Taking the dot-com period of 2000-2003 as a first comparison (unfortunately we don’t have the data before 2002 but as the chart shows the real spike in spreads came in May 2002), sterling investment grade spreads reached a high of 276bp and spent less than two months above 240bp before rallying to inside 200bp within eight or nine months of hitting their wides. The same index is currently at 242bp, near its year-to-date high of 247bp (the low was 121bp in September 2021), which suggests a further 34bp of widening is possible based on the dot-com period.
If we look at the sovereign crisis as a worst case scenario, spreads in that period widened to 425bp from a low of around 200bp. A widening of 225bp from this year’s lows would take spreads to 346bp, suggesting a further 104bp of widening. However, given the higher absolute starting level of spreads in this period due to the overhang from the global financial crisis, relative widening may be a better gauge. Spreads widened 112.5% from their lows, which in today’s market would suggest a further 14bp of widening from 242bp to around 260bp. The three scenarios presented here are fairly divergent, and again we believe looking at the sovereign crisis in absolute terms represents a worst case scenario. However, taking an average of all three results, a widening of 51bp is probably a prudent gauge of the scale of widening we potentially have to come, though ultimately the fact that this is not a financial crisis means we see a limit on how bad things can really get.

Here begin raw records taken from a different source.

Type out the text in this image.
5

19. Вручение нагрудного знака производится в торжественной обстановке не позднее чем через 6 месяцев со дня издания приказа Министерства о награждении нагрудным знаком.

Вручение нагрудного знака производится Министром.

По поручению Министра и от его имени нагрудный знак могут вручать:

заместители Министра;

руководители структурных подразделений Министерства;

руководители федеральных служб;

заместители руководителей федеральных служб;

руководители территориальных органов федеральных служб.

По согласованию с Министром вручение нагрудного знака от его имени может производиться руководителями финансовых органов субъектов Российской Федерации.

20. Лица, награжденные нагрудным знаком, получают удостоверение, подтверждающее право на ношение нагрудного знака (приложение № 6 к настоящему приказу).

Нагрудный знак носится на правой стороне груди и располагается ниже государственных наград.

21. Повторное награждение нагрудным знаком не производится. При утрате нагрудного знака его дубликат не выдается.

So how might this impact returns?
While the above scenarios imply further spread widening is possible, high breakeven bonds (breakeven being the amount yields need to rise before carry is wiped out by capital losses) can give a portfolio significant protection. The BBB index used in the chart currently has a yield of 4.55% and a duration of 6.53 years, meaning the yield can increase by up to 0.81% before the return over a 12-month holding period from today turns negative. A spread widening of 51bp, from our average case, still results in a positive return over one year. Breakevens are even better at the front end of credit curves; an equivalent 1-5 year BBB Sterling Corporate index has a yield of 4.21% with a duration of 1.84 years, which gives a breakeven yield of 8.69%, meaning yields can increase a further 4.48% before annual returns turn negative. So even in our absolute worst case scenario where spreads widen by a sovereign crisis amount (104bp) annual returns are still positive. This is a powerful example of the protection that pull-to-par offers investors at the front end of the yield curve.
Ultimately we may or may not be near the wides in credit spreads, and the pull-back from central banks makes this all the more difficult to evaluate. However, in the end quality always leads the recovery so when the market decides to turn, investment grade will be the first to rally. Until then, the 4%-plus yields on offer in short dated investment grade look attractive for the carry alone in what remains a highly uncertain market. At this stage in the cycle, opportunities don’t tend to hang around for long and in fixed income, unlike equities, you are paid while you wait for the rally. Considering the protection breakevens offer, the roll-down gains from the steepness of the front end of the curve and the challenge of timing the market perfectly, we think asset allocators should be regarding this as an attractive entry point for investment grade credit.